Katabi Leila J, Pu Xuan, Yilmaz Huseyin Oguz, Jia Yuan, Leung Steve, Duncan Andra E
Case Western Reserve University School of Medicine, Cleveland, OH.
Departments of Cardiothoracic Anesthesiology & Outcomes Research, Cleveland Clinic, Cleveland, OH.
J Cardiothorac Vasc Anesth. 2021 Oct;35(10):2991-3000. doi: 10.1053/j.jvca.2021.02.027. Epub 2021 Feb 13.
Kidney Disease: Improving Global Outcomes (KDIGO) guidelines include assessment of creatinine and urine output to identify acute kidney injury (AKI). Whether urine output is an accurate indicator of AKI after cardiac surgery, however, is unclear. The authors' goal was to examine whether cardiac surgery patients who fulfilled criteria for AKI by KDIGO urine output criteria also demonstrated kidney injury by elevated creatinine, other kidney biomarkers, or had worse clinical outcomes.
Secondary analysis of prospectively collected data from a clinical trial, "6% Hydroxyethyl starch 130/0.4 in Cardiac Surgery (NCT02192502)."

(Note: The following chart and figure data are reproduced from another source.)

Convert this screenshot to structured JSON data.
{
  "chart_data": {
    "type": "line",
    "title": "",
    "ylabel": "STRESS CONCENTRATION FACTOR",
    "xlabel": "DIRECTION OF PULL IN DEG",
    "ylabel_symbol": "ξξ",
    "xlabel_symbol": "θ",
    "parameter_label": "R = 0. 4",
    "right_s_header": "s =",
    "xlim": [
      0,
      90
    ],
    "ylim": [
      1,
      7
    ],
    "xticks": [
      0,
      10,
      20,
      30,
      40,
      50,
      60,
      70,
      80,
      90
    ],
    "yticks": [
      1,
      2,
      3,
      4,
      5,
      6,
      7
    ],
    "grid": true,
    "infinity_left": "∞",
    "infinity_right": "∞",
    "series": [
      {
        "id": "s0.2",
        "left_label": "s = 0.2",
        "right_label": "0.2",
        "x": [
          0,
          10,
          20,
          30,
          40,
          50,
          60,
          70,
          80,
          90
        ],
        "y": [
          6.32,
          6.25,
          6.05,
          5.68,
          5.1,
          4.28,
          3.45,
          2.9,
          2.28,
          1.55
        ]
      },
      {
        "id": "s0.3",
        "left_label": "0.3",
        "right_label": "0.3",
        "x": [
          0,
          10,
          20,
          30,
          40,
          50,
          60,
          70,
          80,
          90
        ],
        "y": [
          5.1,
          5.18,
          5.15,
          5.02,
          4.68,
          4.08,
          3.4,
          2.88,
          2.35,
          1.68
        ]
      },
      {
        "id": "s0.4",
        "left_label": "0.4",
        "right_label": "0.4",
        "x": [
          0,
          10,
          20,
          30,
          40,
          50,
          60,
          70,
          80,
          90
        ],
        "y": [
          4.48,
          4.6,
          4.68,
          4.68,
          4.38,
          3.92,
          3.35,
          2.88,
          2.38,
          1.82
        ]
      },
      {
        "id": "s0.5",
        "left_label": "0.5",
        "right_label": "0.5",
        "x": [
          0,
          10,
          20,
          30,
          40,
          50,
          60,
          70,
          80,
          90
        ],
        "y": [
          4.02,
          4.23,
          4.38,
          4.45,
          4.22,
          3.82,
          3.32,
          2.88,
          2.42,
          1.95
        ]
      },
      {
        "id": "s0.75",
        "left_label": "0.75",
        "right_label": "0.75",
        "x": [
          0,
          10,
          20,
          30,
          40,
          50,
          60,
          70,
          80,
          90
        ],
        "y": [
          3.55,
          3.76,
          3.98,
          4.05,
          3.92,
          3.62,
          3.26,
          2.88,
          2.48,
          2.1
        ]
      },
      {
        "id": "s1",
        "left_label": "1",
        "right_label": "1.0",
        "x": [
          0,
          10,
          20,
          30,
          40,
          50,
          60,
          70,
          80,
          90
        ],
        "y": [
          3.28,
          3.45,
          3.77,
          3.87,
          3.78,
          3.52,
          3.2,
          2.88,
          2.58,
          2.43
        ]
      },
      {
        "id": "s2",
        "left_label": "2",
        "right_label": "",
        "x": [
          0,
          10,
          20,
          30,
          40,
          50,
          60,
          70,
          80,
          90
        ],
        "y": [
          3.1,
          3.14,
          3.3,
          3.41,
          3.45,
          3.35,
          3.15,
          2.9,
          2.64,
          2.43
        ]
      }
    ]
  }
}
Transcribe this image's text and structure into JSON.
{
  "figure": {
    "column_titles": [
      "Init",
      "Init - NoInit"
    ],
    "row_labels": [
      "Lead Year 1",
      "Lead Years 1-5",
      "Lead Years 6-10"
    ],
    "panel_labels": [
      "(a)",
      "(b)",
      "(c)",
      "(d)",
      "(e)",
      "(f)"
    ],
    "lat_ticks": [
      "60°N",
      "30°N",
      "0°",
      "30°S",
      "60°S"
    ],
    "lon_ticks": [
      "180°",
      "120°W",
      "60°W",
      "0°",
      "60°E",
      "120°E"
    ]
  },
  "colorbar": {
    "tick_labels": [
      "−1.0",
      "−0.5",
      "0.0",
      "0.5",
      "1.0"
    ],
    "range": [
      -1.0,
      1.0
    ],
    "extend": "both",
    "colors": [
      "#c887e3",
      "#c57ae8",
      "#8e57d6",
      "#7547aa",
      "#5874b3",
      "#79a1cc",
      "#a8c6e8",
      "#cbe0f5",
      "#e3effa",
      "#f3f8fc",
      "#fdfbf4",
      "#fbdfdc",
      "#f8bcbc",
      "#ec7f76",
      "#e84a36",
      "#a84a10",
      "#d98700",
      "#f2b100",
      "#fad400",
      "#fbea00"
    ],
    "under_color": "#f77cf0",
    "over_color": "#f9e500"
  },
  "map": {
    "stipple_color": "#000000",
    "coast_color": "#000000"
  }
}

Academic, quaternary care hospital.
Patients undergoing elective aortic valve replacement INTERVENTIONS: None MEASUREMENTS AND MAIN RESULTS: One hundred forty-one patients were classified into AKI stage by KDIGO urine output criteria within 24 hours after surgery. Kidney biomarkers (serum creatinine, urinary neutrophil gelatinase-associated lipocalin [NGAL], urinary interleukin-18 [IL-18]) and hospital and intensive care unit length of stay were analyzed across AKI stages. Urine output criteria classified four times as many patients with AKI than creatinine criteria (95 [67%] v 21 [15%]). Most patients meeting KDIGO urine output criteria for AKI postoperatively did not satisfy KDIGO creatinine criteria for AKI within one week (77 of 95 [81%]) or six-to-12 months (27 of 29 [93%]). Higher AKI stage assessed by urine output was not associated with higher NGAL, IL-18, or longer hospital or intensive care unit stays.
Acute kidney injury classified by KDIGO urine output criteria was not associated with other biomarkers of kidney injury or worse patient outcomes. These data suggested that KDIGO urine output criteria after cardiac surgery may overclassify AKI stage; further research is needed.
改善全球肾脏病预后组织(KDIGO)的指南包括对肌酐和尿量进行评估以识别急性肾损伤(AKI)。然而,尿量是否是心脏手术后AKI的准确指标尚不清楚。作者的目标是研究符合KDIGO尿量标准的AKI心脏手术患者是否也因肌酐、其他肾脏生物标志物升高而出现肾损伤,或具有更差的临床结局。
对一项临床试验“心脏手术中6%羟乙基淀粉130/0.4(NCT02192502)”前瞻性收集的数据进行二次分析。
学术性四级护理医院。
接受择期主动脉瓣置换术的患者
无
141例患者在术后24小时内根据KDIGO尿量标准被分类为AKI分期。分析了不同AKI分期的肾脏生物标志物(血清肌酐、尿中性粒细胞明胶酶相关脂质运载蛋白[NGAL]、尿白细胞介素-18[IL-18])以及住院时间和重症监护病房住院时间。尿量标准分类为AKI的患者数量是肌酐标准的四倍(95例[67%]对21例[15%])。大多数术后符合KDIGO尿量标准的AKI患者在1周内(95例中的77例[81%])或6至12个月内(29例中的27例[93%])不符合KDIGO肌酐标准的AKI。根据尿量评估的较高AKI分期与较高的NGAL、IL-18或更长的住院时间或重症监护病房住院时间无关。
KDIGO尿量标准分类的急性肾损伤与其他肾损伤生物标志物或更差的患者结局无关。这些数据表明,心脏手术后的KDIGO尿量标准可能会过度分类AKI分期;需要进一步研究。